SO LAST month I diddled around fitting the clutch and getting the gearbox built, and this month we’re talking about Milo2’s maiden run – that’d be a worry if it wasn’t pretty much how it unrolled in real time.
Why? I’m the sort of bloke whose life has been dictated by deadlines. I got through college – it was free in the 1970s and they’d take anybody – by waking up a day or two before the exams.
Then life was ruled by the seasons during my bush days, where we had to get machinery ready for the summer’s gold prospecting and then change everything for winter’s opal hunt. Then there were the 30 years or so making a living out of magazines, where to miss a deadline just wasn’t on.
I can hear Editor Matt chuckling about now, seeing as he still hits me with a stick to get his words most months. Milo2 got to a critical stage. I had most of the bits back home, the chassis rolling thanks to the two Nicks up at OL Sunshine Coast, and Terrain Tamer had rebuilt the engine, gearbox and transfer.
Building a 40 Series is hard in one sense because they’ve all been flogged mercilessly, but it’s also easy because you can get most parts brand new – and improved, thanks to Alan Gray and Terrain Tamer. After 50 years in the parts business, they know what breaks.
Getting everything together wouldn’t have been possible without Mr Land Cruiser Paul Reid, either, because a project like this needs a mate with a heap of wrecks.

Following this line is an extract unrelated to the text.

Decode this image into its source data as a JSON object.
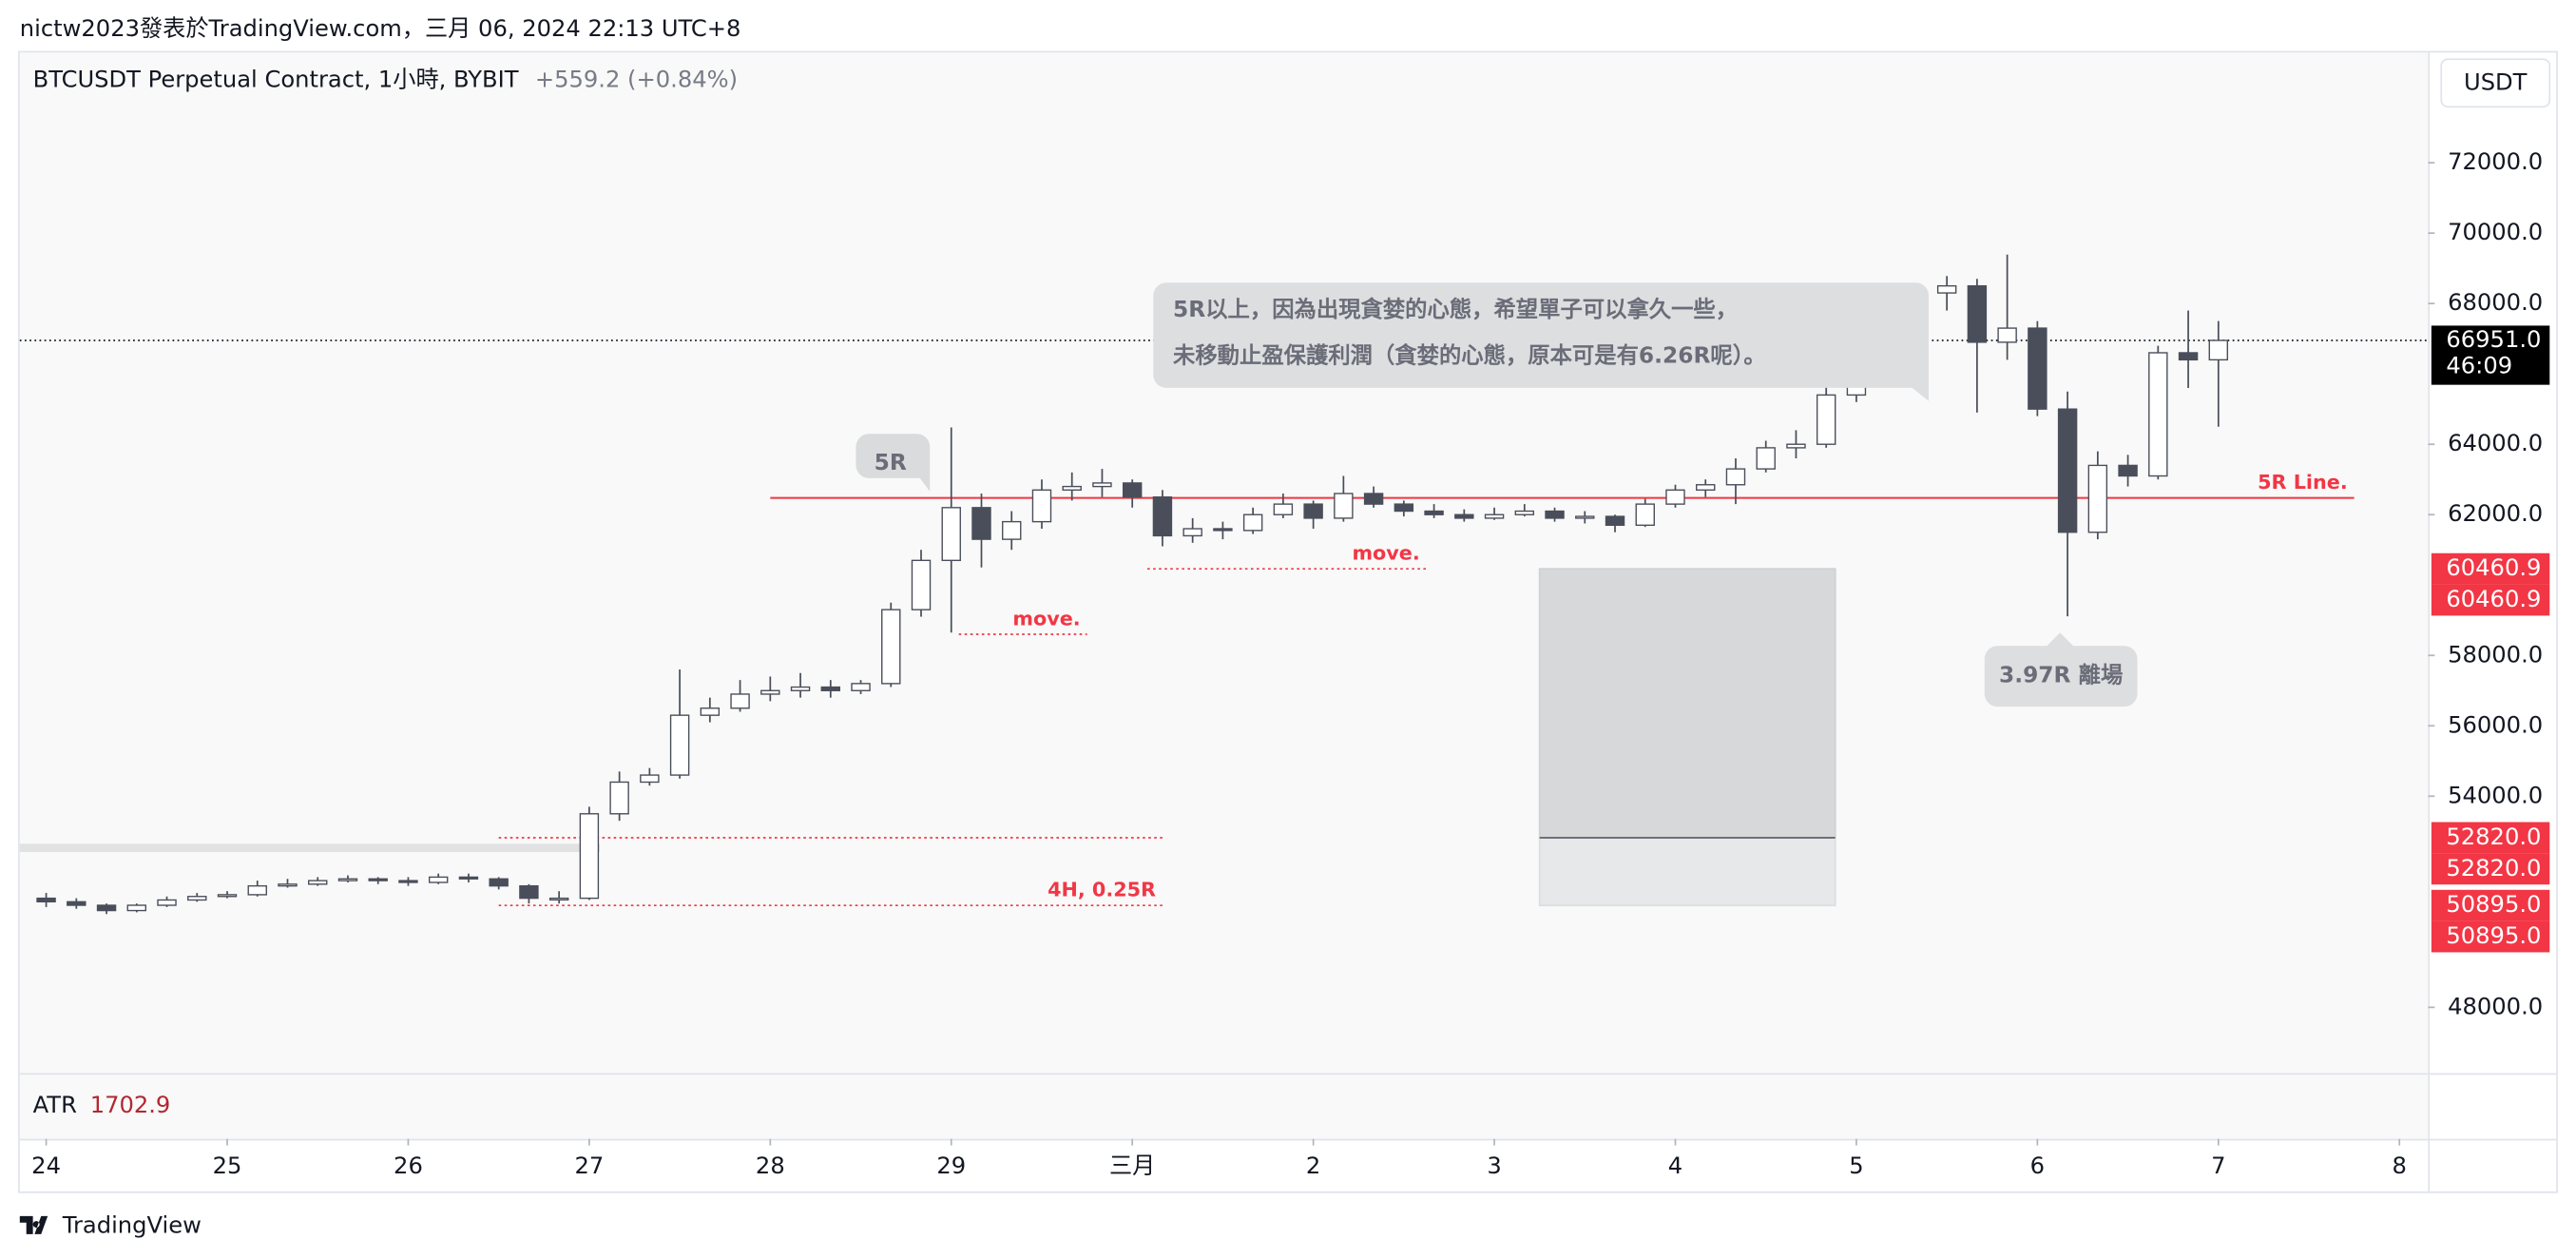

Paul and I are also both members of the Classic Land Cruiser Club of Queensland.
It doesn’t matter what you’re trying to do, someone’s usually done it before. Like fitting that 12HT, which was made a whole lot easier thanks to constant messaging with fellow CLC member Chris McConnel, a diesel-fitter on mines machinery when he’s working, and a builder of tough 40s when he’s not.
It was Chris who said a 12HT and five-speed would fit using the right combination of standard parts – no welding, no fabricating and a lifetime of easy ‘stock’ replacement parts. That’s a huge win. All I had to do was put it together, but after a couple of years mucking around I knew that meant a deadline.
With a month or so to go before the Melbourne National 4x4 Expo, my mates figured that’d be the whip I needed. Simon (my 60 Series driving mate), and mutual friend ‘Smart’ Richard, were going to lend a huge hand, and Jason, another old Tojo nut and FIFO (fly-in fly-out worker), lent his spare days, too.
The driveline was finished and, after mucking around with a few cabs, we finally bolted down an ’82 ute body. Then the whole plot went on a trailer – aptly towed behind my mustard 45 Series – up to the Bush Company on the Sunshine Coast, where owner Dean fitted one of the 79 Series tubs he imports from South Africa.
The plan was to complete that with a Rhino canopy – the all-aluminium tops The Bush Company manufactures in Australia. They’re so strong I figured I could do without the rollcage – those bars suck up the space in a 40 Series cab.
Dean got Hylton from Flying Paint to paint the tray back Milo Green, but when Hylton saw the ‘standard’ of my previous paintwork he wouldn’t let that blue cab go without working his magic. Meanwhile, Jase fitted soundproofing and mats from Aussie company Tru Fit, and Smart Richard didn’t let me get away with my usual shoddy bush mechanic-style work. Bugger.
We wound up bleeding brakes and bolting in seats at 3am on the Monday morning, just a week before the show. By breakfast Milo2 was registered and I was on the road to Victoria. A day and a half and a couple of thousand kilometres later, my old mate Alan Gray checked her out at Terrain Tamer HQ in Sunshine. We did a full service, and then took her on a few laps of the test track just for fun.
I think I could have slept for a week about then. We’d made it in an unproven rig, with a whole lot more to do to finish her off. But Milo2’s on the road, a deadline was met, and the world’s a better place for having another old truck restored and ready for another round.